Part I of this article considers — and then rejects — two possible admissibility tests. One is an extreme version of the relevancy test allowing the admission of testimony based on a technique or theory so long as one qualified expert vouches for the technique or theory. The second is the traditional FRYE general acceptance test. Both tests provide inadequate assurance against wrongful conviction because they demand nothing more than ipse dixit — either that of an individual expert or the collective ipse dixit of a substantial majority of the specialists in a field. Both approaches represent the antithesis of scientific methodology.

Part II of the article proposes a refined version of the DAUBERT reliability test. After stating the proposed test, the article dissects the test and explains each test component. Part II argues that the proposed test reflects sound scientific methodology and represents a synthesis of the governing statutes and cases.
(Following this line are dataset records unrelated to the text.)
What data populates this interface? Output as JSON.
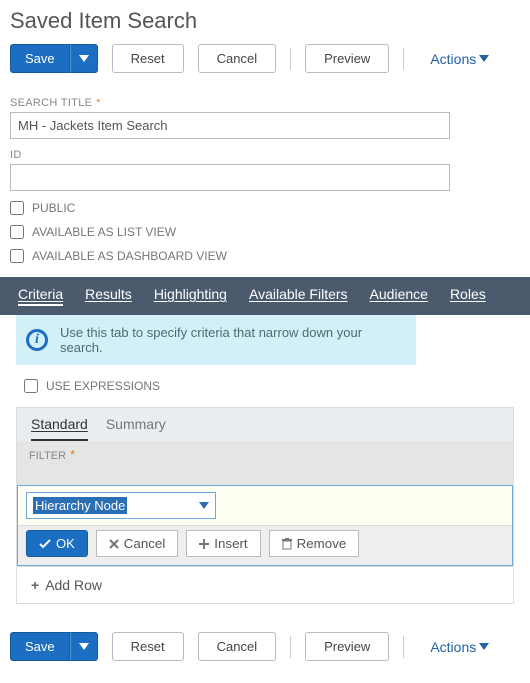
{
  "page_title": "Saved Item Search",
  "toolbar": {
    "save": "Save",
    "reset": "Reset",
    "cancel": "Cancel",
    "preview": "Preview",
    "actions": "Actions"
  },
  "form": {
    "search_title_label": "SEARCH TITLE",
    "search_title_value": "MH - Jackets Item Search",
    "id_label": "ID",
    "id_value": "",
    "public_label": "PUBLIC",
    "list_view_label": "AVAILABLE AS LIST VIEW",
    "dashboard_view_label": "AVAILABLE AS DASHBOARD VIEW"
  },
  "tabs": {
    "criteria": "Criteria",
    "results": "Results",
    "highlighting": "Highlighting",
    "available_filters": "Available Filters",
    "audience": "Audience",
    "roles": "Roles"
  },
  "info_text": "Use this tab to specify criteria that narrow down your search.",
  "use_expressions_label": "USE EXPRESSIONS",
  "sub_tabs": {
    "standard": "Standard",
    "summary": "Summary"
  },
  "filter": {
    "label": "FILTER",
    "selected": "Hierarchy Node"
  },
  "editor": {
    "ok": "OK",
    "cancel": "Cancel",
    "insert": "Insert",
    "remove": "Remove"
  },
  "add_row": "Add Row"
}
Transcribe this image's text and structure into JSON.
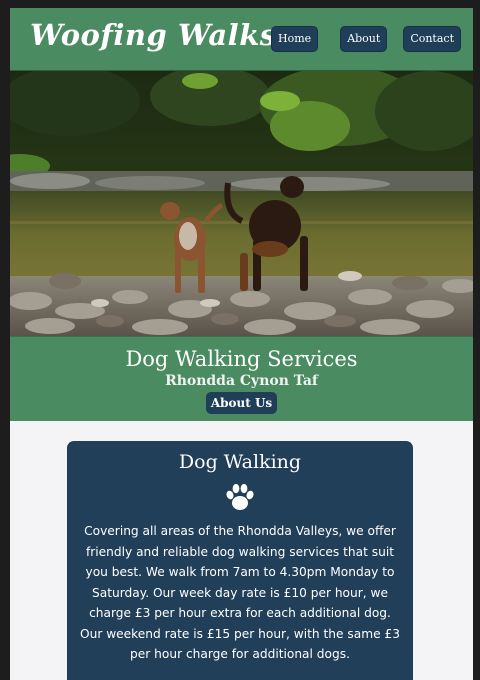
{
  "header": {
    "logo": "Woofing Walks",
    "nav": [
      "Home",
      "About",
      "Contact"
    ]
  },
  "hero": {
    "image": "two dogs standing on river stones by water"
  },
  "banner": {
    "title": "Dog Walking Services",
    "subtitle": "Rhondda Cynon Taf",
    "button": "About Us"
  },
  "card": {
    "title": "Dog Walking",
    "icon": "paw-icon",
    "text": "Covering all areas of the Rhondda Valleys, we offer friendly and reliable dog walking services that suit you best. We walk from 7am to 4.30pm Monday to Saturday. Our week day rate is £10 per hour, we charge £3 per hour extra for each additional dog. Our weekend rate is £15 per hour, with the same £3 per hour charge for additional dogs."
  },
  "colors": {
    "green": "#4b8b61",
    "navy": "#213f58",
    "page": "#f4f4f6"
  }
}
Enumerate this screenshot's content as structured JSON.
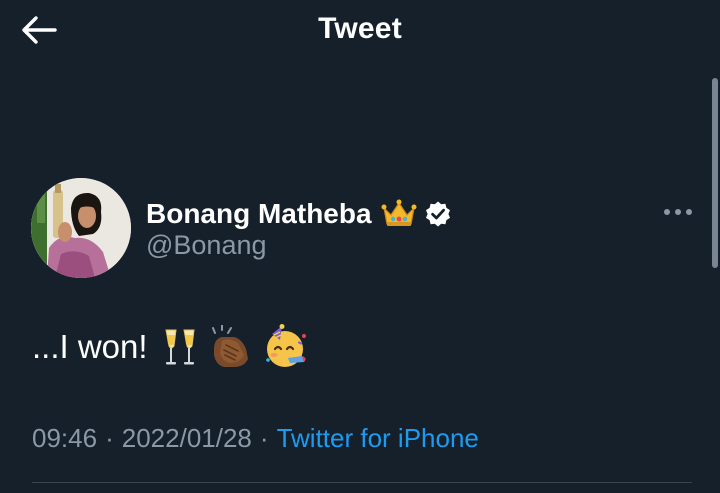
{
  "header": {
    "title": "Tweet",
    "back_icon": "arrow-left-icon"
  },
  "author": {
    "name": "Bonang Matheba",
    "handle": "@Bonang",
    "name_emoji_icon": "crown-icon",
    "verified_icon": "verified-badge-icon"
  },
  "tweet": {
    "text": "...I won!",
    "emoji_icons": [
      "clinking-glasses-icon",
      "clapping-hands-icon",
      "partying-face-icon"
    ]
  },
  "meta": {
    "time": "09:46",
    "separator": "·",
    "date": "2022/01/28",
    "source": "Twitter for iPhone"
  },
  "more_icon": "more-options-icon",
  "colors": {
    "background": "#15202b",
    "text_primary": "#ffffff",
    "text_secondary": "#8b98a5",
    "link": "#1d9bf0",
    "divider": "#38444d"
  }
}
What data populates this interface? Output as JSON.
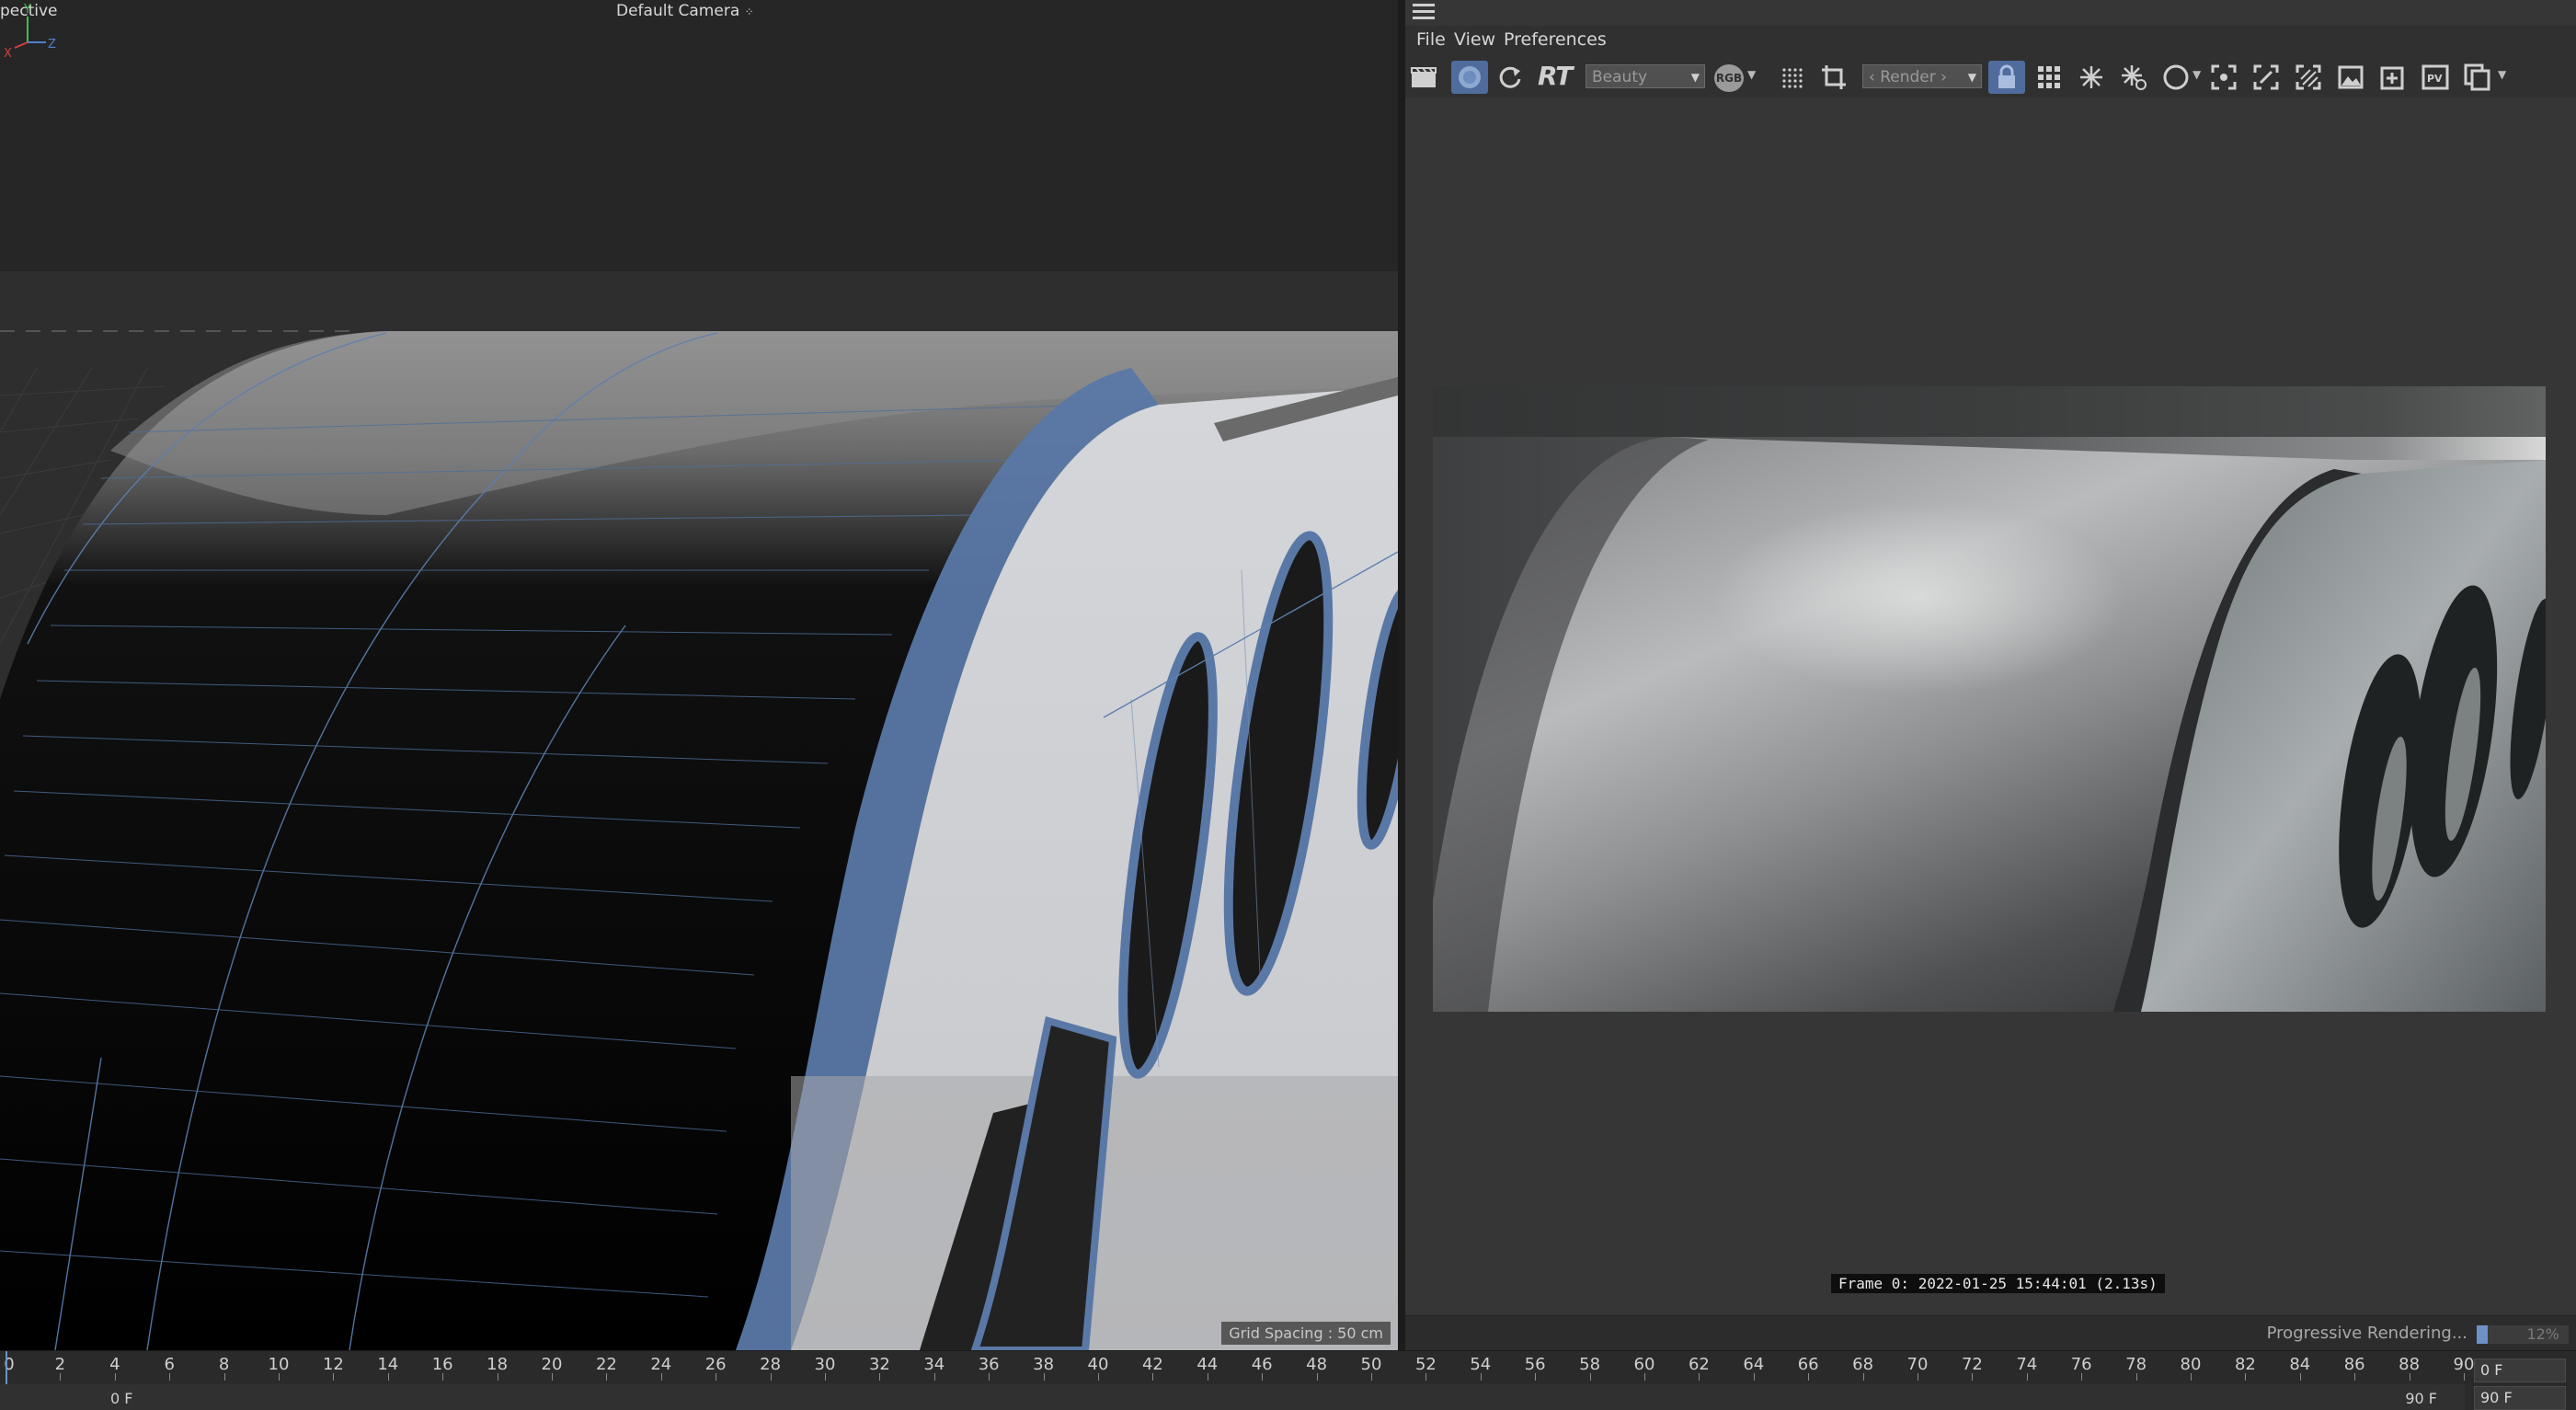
{
  "viewport": {
    "mode_label": "pective",
    "camera_label": "Default Camera",
    "camera_icon": "camera-link-icon",
    "grid_spacing": "Grid Spacing : 50 cm",
    "axis": {
      "x": "X",
      "y": "Y",
      "z": "Z"
    }
  },
  "viewer": {
    "menu": {
      "file": "File",
      "view": "View",
      "preferences": "Preferences"
    },
    "toolbar": {
      "rt_label": "RT",
      "channel_select": "Beauty",
      "rgb_label": "RGB",
      "render_select": "‹ Render ›",
      "pv_label": "PV"
    },
    "frame_info": "Frame 0: 2022-01-25 15:44:01 (2.13s)",
    "status": {
      "text": "Progressive Rendering...",
      "percent_label": "12%",
      "progress": 0.12
    }
  },
  "timeline": {
    "ticks": [
      "0",
      "2",
      "4",
      "6",
      "8",
      "10",
      "12",
      "14",
      "16",
      "18",
      "20",
      "22",
      "24",
      "26",
      "28",
      "30",
      "32",
      "34",
      "36",
      "38",
      "40",
      "42",
      "44",
      "46",
      "48",
      "50",
      "52",
      "54",
      "56",
      "58",
      "60",
      "62",
      "64",
      "66",
      "68",
      "70",
      "72",
      "74",
      "76",
      "78",
      "80",
      "82",
      "84",
      "86",
      "88",
      "90"
    ],
    "range_start": "0 F",
    "range_end": "90 F",
    "current_frame": "0 F",
    "end_frame": "90 F"
  },
  "colors": {
    "accent": "#6d90c6",
    "active_button": "#4f6c9d",
    "background": "#363636"
  }
}
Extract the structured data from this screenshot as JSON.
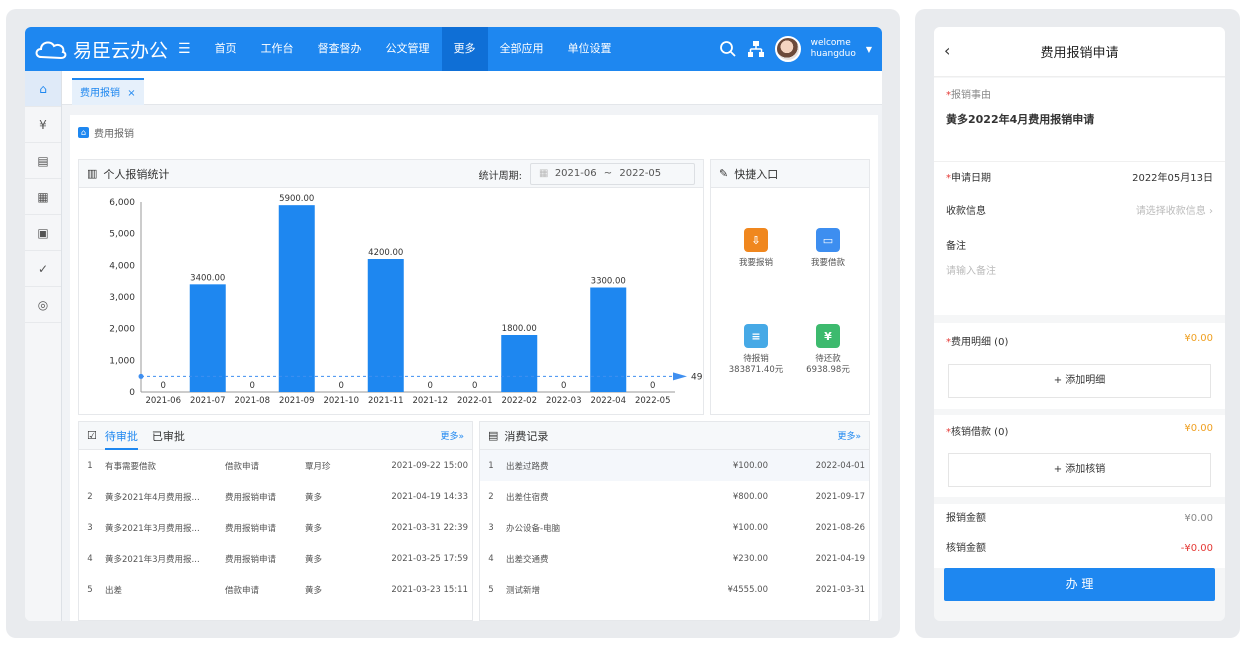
{
  "app": {
    "name": "易臣云办公",
    "user_welcome": "welcome",
    "user_name": "huangduo"
  },
  "nav": [
    "首页",
    "工作台",
    "督查督办",
    "公文管理",
    "更多",
    "全部应用",
    "单位设置"
  ],
  "tab": {
    "label": "费用报销",
    "close": "×"
  },
  "breadcrumb": "费用报销",
  "stats": {
    "title": "个人报销统计",
    "period_label": "统计周期:",
    "period_from": "2021-06",
    "period_sep": "~",
    "period_to": "2022-05",
    "avg_label": "491.67"
  },
  "chart_data": {
    "type": "bar",
    "categories": [
      "2021-06",
      "2021-07",
      "2021-08",
      "2021-09",
      "2021-10",
      "2021-11",
      "2021-12",
      "2022-01",
      "2022-02",
      "2022-03",
      "2022-04",
      "2022-05"
    ],
    "values": [
      0,
      3400,
      0,
      5900,
      0,
      4200,
      0,
      0,
      1800,
      0,
      3300,
      0
    ],
    "value_labels": [
      "0",
      "3400.00",
      "0",
      "5900.00",
      "0",
      "4200.00",
      "0",
      "0",
      "1800.00",
      "0",
      "3300.00",
      "0"
    ],
    "ylim": [
      0,
      6000
    ],
    "yticks": [
      "0",
      "1,000",
      "2,000",
      "3,000",
      "4,000",
      "5,000",
      "6,000"
    ],
    "average": 491.67,
    "bar_color": "#1e87f0"
  },
  "quick": {
    "title": "快捷入口",
    "items": [
      {
        "label": "我要报销",
        "color": "#f0871e"
      },
      {
        "label": "我要借款",
        "color": "#3d8ef0"
      },
      {
        "label": "待报销",
        "sub": "383871.40元",
        "color": "#46a9e6"
      },
      {
        "label": "待还款",
        "sub": "6938.98元",
        "color": "#3dba6e"
      }
    ]
  },
  "approvals": {
    "tab_pending": "待审批",
    "tab_done": "已审批",
    "more": "更多»",
    "rows": [
      [
        "1",
        "有事需要借款",
        "借款申请",
        "覃月珍",
        "2021-09-22 15:00"
      ],
      [
        "2",
        "黄多2021年4月费用报...",
        "费用报销申请",
        "黄多",
        "2021-04-19 14:33"
      ],
      [
        "3",
        "黄多2021年3月费用报...",
        "费用报销申请",
        "黄多",
        "2021-03-31 22:39"
      ],
      [
        "4",
        "黄多2021年3月费用报...",
        "费用报销申请",
        "黄多",
        "2021-03-25 17:59"
      ],
      [
        "5",
        "出差",
        "借款申请",
        "黄多",
        "2021-03-23 15:11"
      ]
    ]
  },
  "consumption": {
    "title": "消费记录",
    "more": "更多»",
    "rows": [
      [
        "1",
        "出差过路费",
        "¥100.00",
        "2022-04-01"
      ],
      [
        "2",
        "出差住宿费",
        "¥800.00",
        "2021-09-17"
      ],
      [
        "3",
        "办公设备-电脑",
        "¥100.00",
        "2021-08-26"
      ],
      [
        "4",
        "出差交通费",
        "¥230.00",
        "2021-04-19"
      ],
      [
        "5",
        "测试新增",
        "¥4555.00",
        "2021-03-31"
      ]
    ]
  },
  "mobile": {
    "title": "费用报销申请",
    "reason_label": "报销事由",
    "reason_value": "黄多2022年4月费用报销申请",
    "date_label": "申请日期",
    "date_value": "2022年05月13日",
    "payee_label": "收款信息",
    "payee_placeholder": "请选择收款信息",
    "note_label": "备注",
    "note_placeholder": "请输入备注",
    "detail_label": "费用明细 (0)",
    "detail_amount": "¥0.00",
    "add_detail": "+ 添加明细",
    "loan_label": "核销借款 (0)",
    "loan_amount": "¥0.00",
    "add_loan": "+ 添加核销",
    "reimburse_label": "报销金额",
    "reimburse_value": "¥0.00",
    "writeoff_label": "核销金额",
    "writeoff_value": "-¥0.00",
    "submit": "办 理"
  }
}
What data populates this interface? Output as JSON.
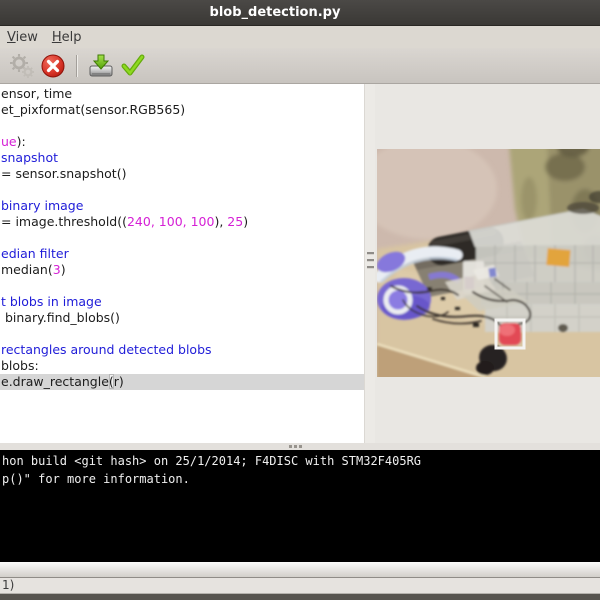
{
  "window": {
    "title": "blob_detection.py"
  },
  "menu": {
    "items": [
      {
        "label": "View"
      },
      {
        "label": "Help"
      }
    ]
  },
  "toolbar": {
    "icons": [
      "gears-icon",
      "stop-icon",
      "save-to-drive-icon",
      "run-check-icon"
    ]
  },
  "editor": {
    "lines": [
      {
        "segs": [
          [
            "k",
            "ensor, time"
          ]
        ]
      },
      {
        "segs": [
          [
            "k",
            "et_pixformat(sensor.RGB565)"
          ]
        ]
      },
      {
        "segs": []
      },
      {
        "segs": [
          [
            "m",
            "ue"
          ],
          [
            "k",
            "):"
          ]
        ]
      },
      {
        "segs": [
          [
            "c",
            "snapshot"
          ]
        ]
      },
      {
        "segs": [
          [
            "k",
            "= sensor.snapshot()"
          ]
        ]
      },
      {
        "segs": []
      },
      {
        "segs": [
          [
            "c",
            "binary image"
          ]
        ]
      },
      {
        "segs": [
          [
            "k",
            "= image.threshold(("
          ],
          [
            "m",
            "240, 100, 100"
          ],
          [
            "k",
            "), "
          ],
          [
            "m",
            "25"
          ],
          [
            "k",
            ")"
          ]
        ]
      },
      {
        "segs": []
      },
      {
        "segs": [
          [
            "c",
            "edian filter"
          ]
        ]
      },
      {
        "segs": [
          [
            "k",
            "median("
          ],
          [
            "m",
            "3"
          ],
          [
            "k",
            ")"
          ]
        ]
      },
      {
        "segs": []
      },
      {
        "segs": [
          [
            "c",
            "t blobs in image"
          ]
        ]
      },
      {
        "segs": [
          [
            "k",
            " binary.find_blobs()"
          ]
        ]
      },
      {
        "segs": []
      },
      {
        "segs": [
          [
            "c",
            "rectangles around detected blobs"
          ]
        ]
      },
      {
        "segs": [
          [
            "k",
            "blobs:"
          ]
        ]
      },
      {
        "segs": [
          [
            "k",
            "e.draw_rectangle"
          ],
          [
            "p",
            "("
          ],
          [
            "k",
            "r)"
          ]
        ],
        "highlight": true
      }
    ]
  },
  "terminal": {
    "lines": [
      "hon build <git hash> on 25/1/2014; F4DISC with STM32F405RG",
      "p()\" for more information."
    ]
  },
  "statusbar": {
    "text": "1)"
  },
  "colors": {
    "titlebar": "#3a3835",
    "titlebar_hi": "#4b4946",
    "comment_blue": "#1f1cd8",
    "magenta": "#d51fd5",
    "highlight_line": "#d6d6d6",
    "terminal_bg": "#000000",
    "terminal_text": "#f0f0f0",
    "accent_green": "#73d216",
    "stop_red": "#cc1f1f"
  },
  "camera": {
    "colors": {
      "wall": "#cdb9ad",
      "curtain": "#aca578",
      "desk": "#d8c5a2",
      "desk_front": "#bea079",
      "cylinder": "#2d2926",
      "board": "#878072",
      "headband": "#e9edf3",
      "earcup": "#7868d2",
      "ring": "#ecedf1",
      "boxes": "#cfcfc8",
      "sticky": "#e2a43e",
      "wire": "#3a332c",
      "blob": "#e24854",
      "blob_box": "#f4f3f1"
    }
  }
}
Finally, Part III explores both the utility of the proposed test and its limitations. As Part III establishes, the satisfaction of the proposed test guarantees neither the admissibility of the expert’s testimony nor its legal sufficiency to support a conviction. Most importantly, Part III underscores that the use of a sound admissibility test does not preclude the possibility that later scientific research will discredit the technique or theory relied on at the time of the earlier trial. Vigilance against wrongful convictions must be a both/and proposition: We must not only apply an exacting test to assess the technique or theory at the time of the initial proffer of the evidence, but we also have to revise the postconviction relief statutes to correct miscarriages of justices that are exposed only by later scientific investigation.